Le multilatéralisme face à la mainmise occidentale – Le Jeune Indépendant


Multilateralism is in crisis. This observation is largely attributable to the desire of the entire West to play the third half of the post-post-Cold War era. The American unipolar episode resulting from the fall of the Berlin Wall and which peaked between 2001 and 2006, gave rise to multiple crises, wars and destabilization with a particular focus on the Middle East regions and Eastern Europe.

This strategy of chaos programmed and executed by the United States and its European allies has led to the marginalization of international organizations guarantors of multilateralism, international law and universal norms.
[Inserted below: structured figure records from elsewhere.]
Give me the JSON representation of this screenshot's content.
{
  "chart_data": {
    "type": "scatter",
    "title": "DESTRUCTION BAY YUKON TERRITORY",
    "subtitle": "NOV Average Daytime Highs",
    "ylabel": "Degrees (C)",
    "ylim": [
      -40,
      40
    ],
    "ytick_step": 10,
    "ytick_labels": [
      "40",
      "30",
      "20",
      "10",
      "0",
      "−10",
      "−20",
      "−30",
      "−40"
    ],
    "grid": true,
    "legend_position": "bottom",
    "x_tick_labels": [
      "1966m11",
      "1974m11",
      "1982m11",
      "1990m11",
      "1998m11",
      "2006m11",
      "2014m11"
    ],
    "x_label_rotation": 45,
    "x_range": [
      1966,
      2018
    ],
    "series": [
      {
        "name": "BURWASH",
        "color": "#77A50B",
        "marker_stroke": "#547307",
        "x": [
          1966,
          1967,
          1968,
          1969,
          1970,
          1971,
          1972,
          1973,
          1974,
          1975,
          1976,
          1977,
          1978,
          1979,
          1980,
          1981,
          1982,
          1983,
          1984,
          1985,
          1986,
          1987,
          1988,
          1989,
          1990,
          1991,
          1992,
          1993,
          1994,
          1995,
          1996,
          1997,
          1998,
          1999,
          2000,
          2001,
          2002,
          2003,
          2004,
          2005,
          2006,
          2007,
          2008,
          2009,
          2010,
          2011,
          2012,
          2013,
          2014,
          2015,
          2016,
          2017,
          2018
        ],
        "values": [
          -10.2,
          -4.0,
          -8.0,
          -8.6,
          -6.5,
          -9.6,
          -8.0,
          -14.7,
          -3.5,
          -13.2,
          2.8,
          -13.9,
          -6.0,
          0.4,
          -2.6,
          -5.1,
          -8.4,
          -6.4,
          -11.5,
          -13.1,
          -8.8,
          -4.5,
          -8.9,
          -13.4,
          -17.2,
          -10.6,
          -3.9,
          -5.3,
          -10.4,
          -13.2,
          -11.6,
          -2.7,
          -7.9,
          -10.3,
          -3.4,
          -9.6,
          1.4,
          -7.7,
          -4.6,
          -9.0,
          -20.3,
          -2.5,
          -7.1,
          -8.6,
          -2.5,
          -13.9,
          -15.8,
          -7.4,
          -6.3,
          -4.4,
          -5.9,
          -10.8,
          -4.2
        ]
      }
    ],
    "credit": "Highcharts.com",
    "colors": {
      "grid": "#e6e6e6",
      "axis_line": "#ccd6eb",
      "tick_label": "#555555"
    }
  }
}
Which leads observers on the international scene to say that Westerners cannot play a positive role in reforms of the UN system and mechanisms. The collective West is the main architect of repeated violations of international treaties.

Westerners are playing a destructive role in the Middle East, notably regarding Israeli aggression against Gaza and promoting neo-Nazis and supremacist bandits in Ukraine. Washington and its satellites do not want to maintain international peace and stability or preserve existing norms of international law. Moreover, the West is the main actor in exacerbating conflicts around the world.

This new situation of Western imperialism demands a response from the global South and the BRICS countries which claim a greater role in the management of world affairs, but above all respect for international norms and rules strictly speaking, and not Western rules, proclaimed urbi et orbi, universal rules, in contempt of the non-Western peoples of the planet.

Specialists in international issues and jurists rightly emphasize the need to proceed, as a matter of urgency, with the reform of the United Nations system, with the enlargement of the Security Council as a result. Better representation of the countries of the Global South on the UN Security Council will allow African, Asian and South American countries to actively participate in the management of world affairs and escape the diktat of the “Western” veto.

This new architecture will undoubtedly be the keystone for profoundly reforming the mysteries of the international organization born in the aftermath of the Second World War. An enlarged Security Council with new permanent members representing previously marginalized continents will be more effective.

The permanent members of the Security Council retaining their right of veto will be more legitimate to take the decisions necessary for the resolution of conflicts. Moreover, the Security Council itself must preserve its key role in supporting international peace and stability on the brink of a global political crisis.

Already, many emerging countries and the Global South are playing a crucial role in promoting multilateralism and defending the interests of those who have no say. Thus, China, Russia, Algeria, South Africa, Brazil, India, to name only these countries, have repeatedly demonstrated their commitment to the settlement of conflicts caused by Western powers.

The management of the Palestinian issue by the United States is indicative of the American bias and alignment in favor of Israeli theses. Ditto for the Ukrainian question. The obstinacy of Westerners in supporting Ukronazi theses reveals a deep unease within the elite of the integral West in the face of dissonant voices and those of emerging countries.

The disdain with which Donald Trump regards the G20 summit in Johannesburg is indicative of this dominant spirit within the Western elite which intends to look down on Africa, as if the year 2025 is only a reminder of the year 1885, that of the division of the continent at the Berlin Congress.

Without the contribution of all emerging countries and those of the Global South, the Western order will continue and the geopolitical domination of the latter will still be effective for decades to come. Washington and its allies know that the current upheavals herald a strategic shift in favor of the global South and emerging countries. Only great anti-colonial solidarity can contribute to the improvement of international peace support mechanisms on the basis of UN principles.

Given the current situation of global tension and instability, the time has come for the mobilization of what the late Frantz Fanon, the great Algerian revolutionary, described as “the wretched of the earth”.